Kaspersky outlines the activities of a Chinese APT (tracked as "Luminous Moth") engaged in cyberespionage against Southeast Asian targets. Myanmar and the Philippines are receiving most of the group's attention.
Google's Threat Analysis Group yesterday blogged about four campaigns it's found in the wild that exploited zero-days. One extensive campaign, targeting mostly European government officials and believed to be the work of a Russian intelligence service, used LinkedIn spam to push malicious links. Three other campaigns, including some used against Armenian targets, appear to have been sold to various unnamed governments by a zero-day broker. While Google's estimation is that a single broker was behind the sales, CyberScoop sees Google's report as exposing a growing market for zero-days.
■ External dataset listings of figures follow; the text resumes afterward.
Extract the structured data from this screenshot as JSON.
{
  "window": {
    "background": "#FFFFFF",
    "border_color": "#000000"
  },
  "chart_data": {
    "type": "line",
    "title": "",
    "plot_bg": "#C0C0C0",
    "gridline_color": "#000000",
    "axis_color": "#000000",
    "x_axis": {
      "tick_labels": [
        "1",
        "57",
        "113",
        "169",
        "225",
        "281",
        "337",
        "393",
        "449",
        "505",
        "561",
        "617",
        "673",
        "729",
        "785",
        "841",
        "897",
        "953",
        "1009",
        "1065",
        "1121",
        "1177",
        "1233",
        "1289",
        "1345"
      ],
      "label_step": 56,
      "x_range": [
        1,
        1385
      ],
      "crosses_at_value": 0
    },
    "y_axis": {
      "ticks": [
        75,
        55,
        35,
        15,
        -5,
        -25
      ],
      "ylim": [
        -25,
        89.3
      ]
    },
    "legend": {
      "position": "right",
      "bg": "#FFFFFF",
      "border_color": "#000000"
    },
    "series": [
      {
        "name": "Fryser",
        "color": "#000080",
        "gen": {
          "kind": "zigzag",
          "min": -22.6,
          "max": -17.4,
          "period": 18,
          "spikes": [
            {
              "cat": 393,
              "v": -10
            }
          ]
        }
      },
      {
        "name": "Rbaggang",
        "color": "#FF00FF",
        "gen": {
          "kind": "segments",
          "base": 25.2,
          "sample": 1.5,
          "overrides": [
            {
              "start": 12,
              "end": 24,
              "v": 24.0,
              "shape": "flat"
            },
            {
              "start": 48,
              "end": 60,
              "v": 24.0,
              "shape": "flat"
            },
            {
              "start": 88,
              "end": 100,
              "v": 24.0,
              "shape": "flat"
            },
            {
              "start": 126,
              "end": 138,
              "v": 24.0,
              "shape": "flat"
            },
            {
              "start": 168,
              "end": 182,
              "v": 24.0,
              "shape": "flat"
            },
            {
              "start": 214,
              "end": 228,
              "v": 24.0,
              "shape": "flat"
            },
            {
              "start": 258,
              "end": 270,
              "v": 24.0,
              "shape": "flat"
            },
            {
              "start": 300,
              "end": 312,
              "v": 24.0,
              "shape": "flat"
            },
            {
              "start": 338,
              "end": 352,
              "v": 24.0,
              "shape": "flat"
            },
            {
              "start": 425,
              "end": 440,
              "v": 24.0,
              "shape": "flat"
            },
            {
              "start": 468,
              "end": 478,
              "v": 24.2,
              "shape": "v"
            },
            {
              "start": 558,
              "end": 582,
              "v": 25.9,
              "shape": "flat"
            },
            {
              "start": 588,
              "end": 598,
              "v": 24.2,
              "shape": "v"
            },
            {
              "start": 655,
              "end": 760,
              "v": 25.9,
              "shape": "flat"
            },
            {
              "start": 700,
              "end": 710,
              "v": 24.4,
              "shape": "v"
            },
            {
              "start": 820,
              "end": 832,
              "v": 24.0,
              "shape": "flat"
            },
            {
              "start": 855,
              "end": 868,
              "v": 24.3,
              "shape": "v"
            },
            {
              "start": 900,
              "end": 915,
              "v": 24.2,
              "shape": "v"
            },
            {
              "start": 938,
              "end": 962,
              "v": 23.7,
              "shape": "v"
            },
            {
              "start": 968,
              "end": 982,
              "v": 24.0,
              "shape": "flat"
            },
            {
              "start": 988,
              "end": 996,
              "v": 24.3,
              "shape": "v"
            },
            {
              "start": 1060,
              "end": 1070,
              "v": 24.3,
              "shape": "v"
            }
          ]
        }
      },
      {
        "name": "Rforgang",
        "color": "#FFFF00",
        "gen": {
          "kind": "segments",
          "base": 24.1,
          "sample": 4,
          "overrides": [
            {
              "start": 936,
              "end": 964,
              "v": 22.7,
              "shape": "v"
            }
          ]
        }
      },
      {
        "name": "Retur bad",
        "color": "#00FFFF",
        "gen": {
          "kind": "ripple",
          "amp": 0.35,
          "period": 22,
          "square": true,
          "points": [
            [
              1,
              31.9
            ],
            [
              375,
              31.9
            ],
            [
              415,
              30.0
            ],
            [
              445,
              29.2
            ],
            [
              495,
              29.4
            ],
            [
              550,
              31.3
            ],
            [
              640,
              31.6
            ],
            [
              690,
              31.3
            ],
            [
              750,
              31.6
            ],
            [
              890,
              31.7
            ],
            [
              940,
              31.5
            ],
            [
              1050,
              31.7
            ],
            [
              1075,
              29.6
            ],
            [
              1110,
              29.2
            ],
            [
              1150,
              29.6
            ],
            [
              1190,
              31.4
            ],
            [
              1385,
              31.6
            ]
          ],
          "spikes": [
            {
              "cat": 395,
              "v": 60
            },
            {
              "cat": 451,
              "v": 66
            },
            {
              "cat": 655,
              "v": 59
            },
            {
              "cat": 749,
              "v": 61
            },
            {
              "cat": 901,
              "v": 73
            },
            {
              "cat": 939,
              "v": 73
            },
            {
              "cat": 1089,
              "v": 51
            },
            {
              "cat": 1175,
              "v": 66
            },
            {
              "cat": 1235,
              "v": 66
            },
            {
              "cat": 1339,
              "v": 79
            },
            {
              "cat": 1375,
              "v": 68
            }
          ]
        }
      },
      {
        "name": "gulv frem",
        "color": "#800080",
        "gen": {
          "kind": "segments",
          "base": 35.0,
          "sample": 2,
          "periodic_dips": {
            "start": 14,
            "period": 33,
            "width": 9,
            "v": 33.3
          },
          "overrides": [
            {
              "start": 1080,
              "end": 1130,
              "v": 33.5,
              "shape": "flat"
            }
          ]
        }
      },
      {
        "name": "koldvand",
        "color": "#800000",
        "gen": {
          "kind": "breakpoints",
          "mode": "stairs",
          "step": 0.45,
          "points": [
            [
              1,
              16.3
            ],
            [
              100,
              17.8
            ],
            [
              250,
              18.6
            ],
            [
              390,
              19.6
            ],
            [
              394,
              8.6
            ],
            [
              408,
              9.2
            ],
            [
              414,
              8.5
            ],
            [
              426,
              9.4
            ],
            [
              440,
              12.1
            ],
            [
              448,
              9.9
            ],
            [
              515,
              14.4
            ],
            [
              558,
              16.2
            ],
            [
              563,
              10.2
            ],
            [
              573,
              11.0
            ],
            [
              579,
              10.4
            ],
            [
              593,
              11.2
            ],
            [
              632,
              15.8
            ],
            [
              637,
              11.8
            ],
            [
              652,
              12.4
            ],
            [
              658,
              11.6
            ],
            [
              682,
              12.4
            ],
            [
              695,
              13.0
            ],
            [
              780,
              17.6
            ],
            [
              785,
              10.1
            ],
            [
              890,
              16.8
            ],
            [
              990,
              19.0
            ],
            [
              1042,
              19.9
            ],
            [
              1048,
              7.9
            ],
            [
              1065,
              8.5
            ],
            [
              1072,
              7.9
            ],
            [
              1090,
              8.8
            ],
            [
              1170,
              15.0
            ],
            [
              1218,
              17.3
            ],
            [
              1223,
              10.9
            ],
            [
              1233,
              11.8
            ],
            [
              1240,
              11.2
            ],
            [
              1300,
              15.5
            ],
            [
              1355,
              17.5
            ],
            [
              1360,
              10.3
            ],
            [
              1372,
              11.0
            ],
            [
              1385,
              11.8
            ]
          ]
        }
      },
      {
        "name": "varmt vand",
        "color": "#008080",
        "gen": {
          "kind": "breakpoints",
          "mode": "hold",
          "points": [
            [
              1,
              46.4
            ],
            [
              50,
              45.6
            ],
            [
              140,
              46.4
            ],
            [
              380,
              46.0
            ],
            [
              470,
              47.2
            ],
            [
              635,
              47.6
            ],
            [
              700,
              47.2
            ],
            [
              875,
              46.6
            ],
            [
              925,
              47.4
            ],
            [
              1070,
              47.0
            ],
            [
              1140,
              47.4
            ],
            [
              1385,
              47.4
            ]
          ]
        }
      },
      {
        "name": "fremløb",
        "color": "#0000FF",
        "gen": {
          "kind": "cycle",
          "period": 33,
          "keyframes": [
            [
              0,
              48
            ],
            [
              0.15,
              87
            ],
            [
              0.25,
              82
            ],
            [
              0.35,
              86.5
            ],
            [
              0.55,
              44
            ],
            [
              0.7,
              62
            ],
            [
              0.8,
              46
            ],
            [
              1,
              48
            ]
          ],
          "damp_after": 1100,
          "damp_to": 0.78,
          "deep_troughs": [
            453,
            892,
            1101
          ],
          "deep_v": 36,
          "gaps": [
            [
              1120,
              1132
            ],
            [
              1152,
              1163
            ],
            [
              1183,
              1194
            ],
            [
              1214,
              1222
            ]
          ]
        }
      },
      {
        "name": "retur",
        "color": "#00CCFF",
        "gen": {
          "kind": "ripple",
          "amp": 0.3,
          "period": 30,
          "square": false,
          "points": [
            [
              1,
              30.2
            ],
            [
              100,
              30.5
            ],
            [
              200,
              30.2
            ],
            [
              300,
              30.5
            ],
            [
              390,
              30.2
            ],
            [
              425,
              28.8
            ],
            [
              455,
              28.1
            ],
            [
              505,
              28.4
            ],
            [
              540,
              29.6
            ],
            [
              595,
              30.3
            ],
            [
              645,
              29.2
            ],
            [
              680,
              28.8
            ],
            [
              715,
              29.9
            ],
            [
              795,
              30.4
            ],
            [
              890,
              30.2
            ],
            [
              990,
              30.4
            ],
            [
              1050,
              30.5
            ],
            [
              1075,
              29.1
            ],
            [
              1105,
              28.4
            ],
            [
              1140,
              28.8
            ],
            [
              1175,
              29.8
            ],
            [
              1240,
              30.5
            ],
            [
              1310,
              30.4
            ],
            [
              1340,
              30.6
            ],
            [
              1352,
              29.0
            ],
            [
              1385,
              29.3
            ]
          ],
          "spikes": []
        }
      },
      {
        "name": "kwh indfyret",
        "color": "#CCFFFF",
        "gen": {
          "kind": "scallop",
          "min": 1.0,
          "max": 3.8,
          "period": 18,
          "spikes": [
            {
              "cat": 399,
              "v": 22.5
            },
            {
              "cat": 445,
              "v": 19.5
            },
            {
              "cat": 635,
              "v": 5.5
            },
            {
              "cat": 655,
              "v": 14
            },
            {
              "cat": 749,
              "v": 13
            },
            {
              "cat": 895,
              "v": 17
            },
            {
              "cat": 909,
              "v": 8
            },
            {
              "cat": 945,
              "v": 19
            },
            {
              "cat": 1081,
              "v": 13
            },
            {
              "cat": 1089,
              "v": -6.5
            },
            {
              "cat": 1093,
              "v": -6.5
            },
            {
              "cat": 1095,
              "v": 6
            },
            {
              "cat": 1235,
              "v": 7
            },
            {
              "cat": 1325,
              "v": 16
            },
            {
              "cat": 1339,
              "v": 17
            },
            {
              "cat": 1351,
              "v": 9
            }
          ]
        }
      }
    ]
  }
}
The REvil ransomware gang remains in the wind, gone from its customary haunts on the Web. TASS says Russian authorities know nothing about REvil's vanishing act. News outlets (including Spiegel and the Moscow Times) review the leading lines of speculation about the disappearance: some Russian enforcement action, an American takedown, or simply REvil's going on the lam, but little new light has been shed on the matter. Consensus holds, however, that relaxing vigilance against ransomware attacks would be unwise.
According to Sky News, the head of Britain's MI5 warns that private persons remain targets for recruitment or manipulation by hostile intelligence services.
INKY reports that the value Bitcoin has assumed in the marketplace has driven a rise in impersonation scams in which criminals mimic the appearance of the widely used Coinbase exchange.